The economy, despite a steady growth rate, according to the World Bank and the IMF, has been a disaster for the common man. Prices of goods have skyrocketed and essential food items have become scarce. The local economies of many Kenyans have collapsed.

His disdain for devolution – and a general feeling that Uhuru doesn’t like checks and balances, especially by the Judiciary – has been noted across the board. As a politician who has not been that enthusiastic about reforms and constitutional limits to presidential powers, Uhuru comes out as a president who yearns for the old order. His dislike for the Judiciary, particularly during the tenure of retired Chief Justice Dr Willy Mutunga, demonstrated clearly his impatience with the rule of law.

Taking all factors into consideration, the race between Uhuru and Raila is too close to call. The margins are too narrow and it may turn in either direction, depending on, among others, voter turnout. Considering how close it is, a rerun cannot be ruled out.

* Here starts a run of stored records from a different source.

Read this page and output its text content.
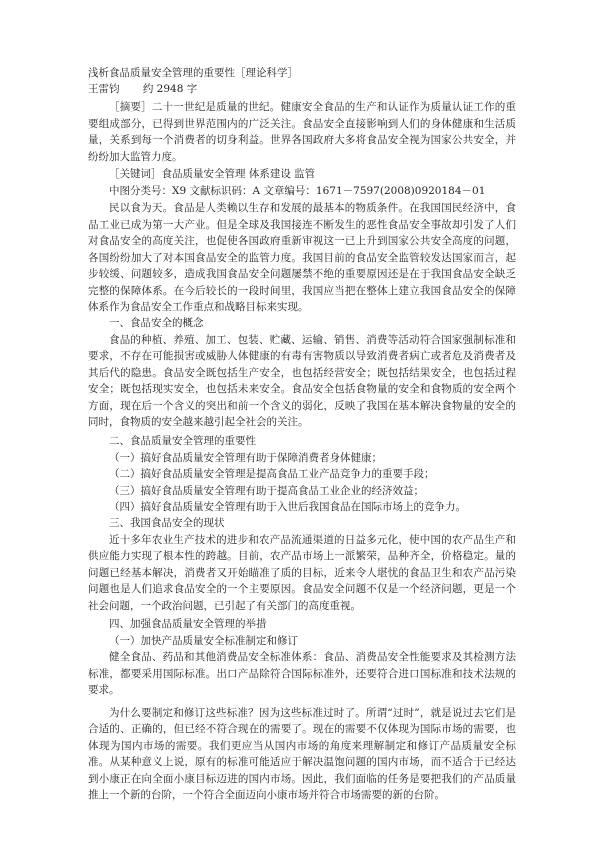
浅析食品质量安全管理的重要性［理论科学］
王雷钧 约 2948 字

［摘要］二十一世纪是质量的世纪。健康安全食品的生产和认证作为质量认证工作的重要组成部分，已得到世界范围内的广泛关注。食品安全直接影响到人们的身体健康和生活质量，关系到每一个消费者的切身利益。世界各国政府大多将食品安全视为国家公共安全，并纷纷加大监管力度。

［关键词］食品质量安全管理 体系建设 监管

中图分类号：X9 文献标识码：A 文章编号：1671－7597(2008)0920184－01

民以食为天。食品是人类赖以生存和发展的最基本的物质条件。在我国国民经济中，食品工业已成为第一大产业。但是全球及我国接连不断发生的恶性食品安全事故却引发了人们对食品安全的高度关注，也促使各国政府重新审视这一已上升到国家公共安全高度的问题，各国纷纷加大了对本国食品安全的监管力度。我国目前的食品安全监管较发达国家而言，起步较缓、问题较多，造成我国食品安全问题屡禁不绝的重要原因还是在于我国食品安全缺乏完整的保障体系。在今后较长的一段时间里，我国应当把在整体上建立我国食品安全的保障体系作为食品安全工作重点和战略目标来实现。

一、食品安全的概念

食品的种植、养殖、加工、包装、贮藏、运输、销售、消费等活动符合国家强制标准和要求，不存在可能损害或威胁人体健康的有毒有害物质以导致消费者病亡或者危及消费者及其后代的隐患。食品安全既包括生产安全，也包括经营安全；既包括结果安全，也包括过程安全；既包括现实安全，也包括未来安全。食品安全包括食物量的安全和食物质的安全两个方面，现在后一个含义的突出和前一个含义的弱化，反映了我国在基本解决食物量的安全的同时，食物质的安全越来越引起全社会的关注。

二、食品质量安全管理的重要性

（一）搞好食品质量安全管理有助于保障消费者身体健康；

（二）搞好食品质量安全管理是提高食品工业产品竞争力的重要手段；

（三）搞好食品质量安全管理有助于提高食品工业企业的经济效益；

（四）搞好食品质量安全管理有助于入世后我国食品在国际市场上的竞争力。

三、我国食品安全的现状

近十多年农业生产技术的进步和农产品流通渠道的日益多元化，使中国的农产品生产和供应能力实现了根本性的跨越。目前，农产品市场上一派繁荣，品种齐全，价格稳定。量的问题已经基本解决，消费者又开始瞄准了质的目标，近来令人堪忧的食品卫生和农产品污染问题也是人们追求食品安全的一个主要原因。食品安全问题不仅是一个经济问题，更是一个社会问题，一个政治问题，已引起了有关部门的高度重视。

四、加强食品质量安全管理的举措

（一）加快产品质量安全标准制定和修订

健全食品、药品和其他消费品安全标准体系：食品、消费品安全性能要求及其检测方法标准，都要采用国际标准。出口产品除符合国际标准外，还要符合进口国标准和技术法规的要求。

为什么要制定和修订这些标准？因为这些标准过时了。所谓“过时”，就是说过去它们是合适的、正确的，但已经不符合现在的需要了。现在的需要不仅体现为国际市场的需要，也体现为国内市场的需要。我们更应当从国内市场的角度来理解制定和修订产品质量安全标准。从某种意义上说，原有的标准可能适应于解决温饱问题的国内市场，而不适合于已经达到小康正在向全面小康目标迈进的国内市场。因此，我们面临的任务是要把我们的产品质量推上一个新的台阶，一个符合全面迈向小康市场并符合市场需要的新的台阶。
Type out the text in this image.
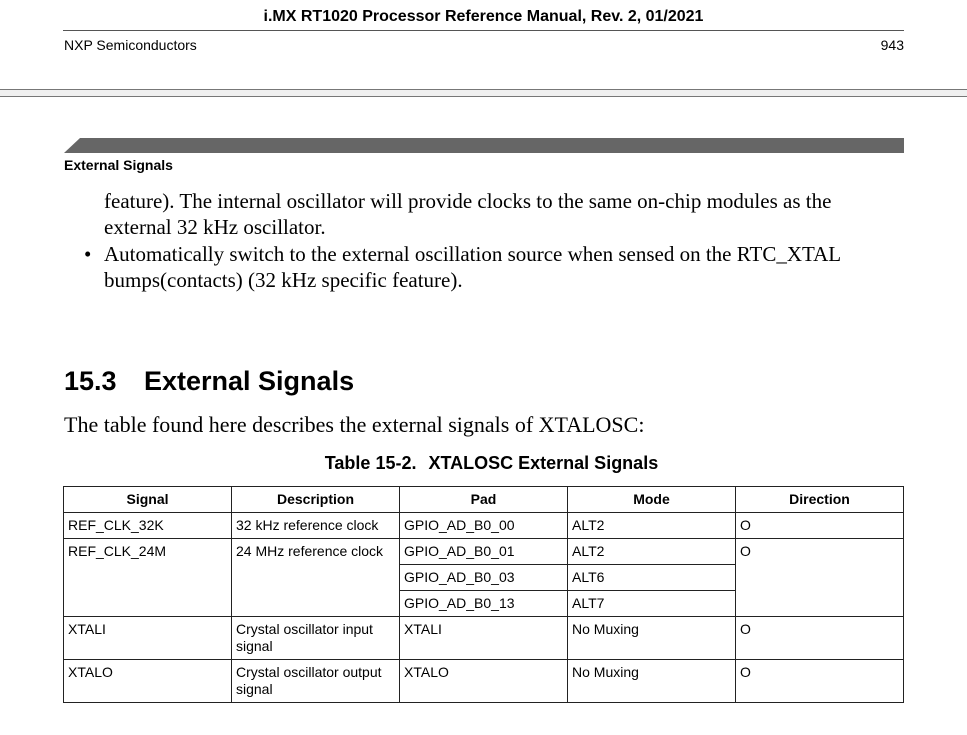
i.MX RT1020 Processor Reference Manual, Rev. 2, 01/2021
NXP Semiconductors	943
External Signals
feature). The internal oscillator will provide clocks to the same on-chip modules as the external 32 kHz oscillator.
• Automatically switch to the external oscillation source when sensed on the RTC_XTAL bumps(contacts) (32 kHz specific feature).
15.3 External Signals
The table found here describes the external signals of XTALOSC:
Table 15-2. XTALOSC External Signals
Signal	Description	Pad	Mode	Direction
REF_CLK_32K	32 kHz reference clock	GPIO_AD_B0_00	ALT2	O
REF_CLK_24M	24 MHz reference clock	GPIO_AD_B0_01	ALT2	O
		GPIO_AD_B0_03	ALT6	
		GPIO_AD_B0_13	ALT7	
XTALI	Crystal oscillator input signal	XTALI	No Muxing	O
XTALO	Crystal oscillator output signal	XTALO	No Muxing	O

There are two unknowns in this election. First, rigging is a common occurrence in Kenya. The extent of and how widespread it will be in Nyanza, Rift Valley and Central regions is unknown. Second, how many dead voters are on the register? Whether they wake up from their graves is another critical factor. It is the ghosts of dead voters that influence elections in Kenya. If they keep their peace and remain in the graves, Kenya will see a paradigm shift in politics.